SOD and MDA measurement

Mouse ovarian tissues were retrieved from a -80 °C freezer and weighed accurately. The tissues were then homogenized by adding 9 times the volume of physiological saline based on tissue weight (g): volume (mL) = 1:9 ratio. After tissue homogenization, the mixture was centrifuged at 2500–3000 rpm for 10 min, and the supernatant, which was the 10% homogenate, was collected. The SOD and MDA levels were measured according to the instructions provided by the manufacturer (Nanjing Jiancheng Bioengineering Institute, China).

Flow cytometry

Apoptosis levels in various cell groups were assessed using the Cell Apoptosis Detection Kit (BD Biosciences, USA). Cells were digested with trypsin, washed twice with prechilled PBS, and then resuspended in 1× binding buffer at a concentration of 1 × 106 cells/mL. A total of 100 µL of the suspension (1 × 105 cells) was transferred to a 5 mL culture tube. To this, 3 µL of FITC Annexin V and 5 µL of PI were added. The cells were gently vortexed and incubated in the dark at room temperature (25 °C) for 15 min. Subsequently, 300–400 µL of 1× binding buffer was added to each tube, and flow cytometry analysis was conducted within 1 h.

Comet assay

Drug-treated KGN cells were collected in a 1.5 mL centrifuge tube. Ninety microlitres of 0.8% low-melting-point agarose gel was mixed with 10 µL of cell suspension containing approximately 1000 cells. Then, this mixture was spread onto a 1% normal-melting-point agarose gel quickly, covered with a coverslip, ensuring that there were no air bubbles, and placed in a 4 °C refrigerator for 10 min to solidify the gel. The glass slide was placed into the prechilled cell lysis working solution and incubated at 4 °C for 1 h. The glass slide was submerged horizontally into the prechilled alkaline electrophoresis working solution, avoiding light, and samples were incubated for 20 min. Then, the glass slide was placed into an electrophoresis chamber, and prechilled alkaline electrophoresis buffer was poured in, ensuring that the liquid level was approximately 0.25 cm above the glass slide. Electrophoresis was performed for 30 min at 25 V. Subsequently, the glass slide was placed in neutralization buffer for three cycles, each lasting 10 min.
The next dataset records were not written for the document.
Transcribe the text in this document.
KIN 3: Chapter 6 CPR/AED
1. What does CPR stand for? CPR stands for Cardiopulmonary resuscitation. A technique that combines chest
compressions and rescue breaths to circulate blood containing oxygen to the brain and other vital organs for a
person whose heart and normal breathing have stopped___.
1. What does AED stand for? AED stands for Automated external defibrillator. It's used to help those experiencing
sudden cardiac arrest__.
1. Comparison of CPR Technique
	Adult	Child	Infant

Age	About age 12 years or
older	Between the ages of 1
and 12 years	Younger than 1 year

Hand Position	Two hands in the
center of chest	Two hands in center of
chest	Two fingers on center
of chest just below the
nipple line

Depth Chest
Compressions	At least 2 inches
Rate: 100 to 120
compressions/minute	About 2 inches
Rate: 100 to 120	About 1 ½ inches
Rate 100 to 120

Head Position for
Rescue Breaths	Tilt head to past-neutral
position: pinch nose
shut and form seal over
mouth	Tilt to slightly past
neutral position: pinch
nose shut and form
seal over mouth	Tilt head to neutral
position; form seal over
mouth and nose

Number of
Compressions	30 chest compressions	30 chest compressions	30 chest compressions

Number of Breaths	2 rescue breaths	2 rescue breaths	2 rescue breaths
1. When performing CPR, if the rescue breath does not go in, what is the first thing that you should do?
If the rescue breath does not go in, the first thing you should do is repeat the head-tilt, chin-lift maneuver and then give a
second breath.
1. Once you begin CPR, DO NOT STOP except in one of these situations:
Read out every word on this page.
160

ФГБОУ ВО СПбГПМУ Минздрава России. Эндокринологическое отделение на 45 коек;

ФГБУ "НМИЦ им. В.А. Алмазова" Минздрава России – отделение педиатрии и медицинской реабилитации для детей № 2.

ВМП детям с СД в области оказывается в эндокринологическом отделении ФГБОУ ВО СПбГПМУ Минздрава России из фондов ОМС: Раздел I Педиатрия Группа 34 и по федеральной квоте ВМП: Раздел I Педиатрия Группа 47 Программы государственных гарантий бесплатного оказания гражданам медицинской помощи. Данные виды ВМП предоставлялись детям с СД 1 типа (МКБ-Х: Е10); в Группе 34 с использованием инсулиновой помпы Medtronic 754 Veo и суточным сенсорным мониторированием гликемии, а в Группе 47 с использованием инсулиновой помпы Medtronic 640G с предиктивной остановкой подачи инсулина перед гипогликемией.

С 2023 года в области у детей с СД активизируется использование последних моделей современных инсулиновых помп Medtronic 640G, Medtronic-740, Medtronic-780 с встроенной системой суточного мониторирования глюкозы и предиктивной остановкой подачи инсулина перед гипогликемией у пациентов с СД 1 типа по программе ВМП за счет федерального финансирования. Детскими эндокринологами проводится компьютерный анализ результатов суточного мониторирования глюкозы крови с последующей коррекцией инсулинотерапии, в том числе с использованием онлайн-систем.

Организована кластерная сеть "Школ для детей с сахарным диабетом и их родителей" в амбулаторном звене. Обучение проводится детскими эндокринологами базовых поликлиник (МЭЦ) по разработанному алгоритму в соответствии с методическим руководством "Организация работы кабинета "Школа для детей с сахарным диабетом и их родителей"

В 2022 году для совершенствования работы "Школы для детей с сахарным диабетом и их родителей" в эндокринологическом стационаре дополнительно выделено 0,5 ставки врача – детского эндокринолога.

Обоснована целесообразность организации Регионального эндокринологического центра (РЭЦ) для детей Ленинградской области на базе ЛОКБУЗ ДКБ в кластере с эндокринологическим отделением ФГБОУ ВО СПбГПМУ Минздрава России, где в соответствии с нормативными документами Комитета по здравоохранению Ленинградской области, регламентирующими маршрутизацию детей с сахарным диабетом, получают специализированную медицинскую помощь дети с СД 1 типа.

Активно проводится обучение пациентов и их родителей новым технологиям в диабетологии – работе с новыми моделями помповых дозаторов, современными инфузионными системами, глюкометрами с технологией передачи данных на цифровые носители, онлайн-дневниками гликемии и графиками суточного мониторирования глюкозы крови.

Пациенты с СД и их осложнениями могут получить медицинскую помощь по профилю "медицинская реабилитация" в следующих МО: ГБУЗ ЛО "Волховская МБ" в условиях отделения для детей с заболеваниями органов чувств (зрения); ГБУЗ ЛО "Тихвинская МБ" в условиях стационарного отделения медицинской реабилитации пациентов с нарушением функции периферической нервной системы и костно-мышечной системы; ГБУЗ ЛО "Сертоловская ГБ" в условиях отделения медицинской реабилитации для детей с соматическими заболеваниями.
Then, 30 µL of propidium iodide (PI) staining solution was added to each glass slide, and the sample was covered with a coverslip and stained for 10 min, avoiding light. Finally, the cells were observed and images were captured under a fluorescence microscope.

siRNA transfection

SIRT1-siRNA was designed and synthesized by Sangon Biotech. The SIRT1-siRNA sequences were as follows

Forward: 5’-GCGGGAAUCCAAAGGAUAAUUTT-3’.

Reverse: 5’-AAUUAUCCUUUGGAUUCCCGCTT-3’

Control-siRNA

Forward: 5’-UUCUCCGAACGUGUCACGUTT-3’

Reverse: 5’-ACGUGACACGUUCGGAGAATT-3’.

KGN cells were cultured in a 6-well plate until they reached 70-80% confluence. Then, siRNA, serum-free culture medium, and transfection reagent Lipo8000™ were diluted in the appropriate proportions. The siRNA mixture was added to the cells in the 6-well plate. The cells were transfected for two days, and then SIRT1 protein expression was assessed.

Western blot analysis

Murine ovarian tissue and drug-treated KGN cells were subjected to protein extraction in RIPA lysis and extraction buffer (Thermo, USA). Protein concentrations were quantified using the BCA protein assay kit (Thermo, USA). The protein samples were fractionated by SDS‒PAGE and then transferred to PVDF membranes (Millipore, USA). Subsequently, the membrane was blocked using 5% skim milk for 1 h. Then, the sections were incubated overnight at 4 °C with the corresponding primary antibodies, including pATM, PGC-1α, TERF2 (ABclonal, China), SIRT1, p53 (Proteintech Group, China), Bax, Bcl-2, and β-actin (HuaBio, China), and then probed with secondary antibodies. Protein chemiluminescence was detected using the ECL chemiluminescence reagent (Thermo, USA). Finally, exposure was performed using an exposure device.

Statistical analysis

The results are presented as the mean ± SEM. Statistical analysis was carried out using GraphPad Prism version 9.0 software, with data analysed using one-way analysis of variance (ANOVA) or independent sample t tests, as appropriate. Each group of samples underwent a minimum of three replicates, and statistical significance was defined as a P value < 0.05.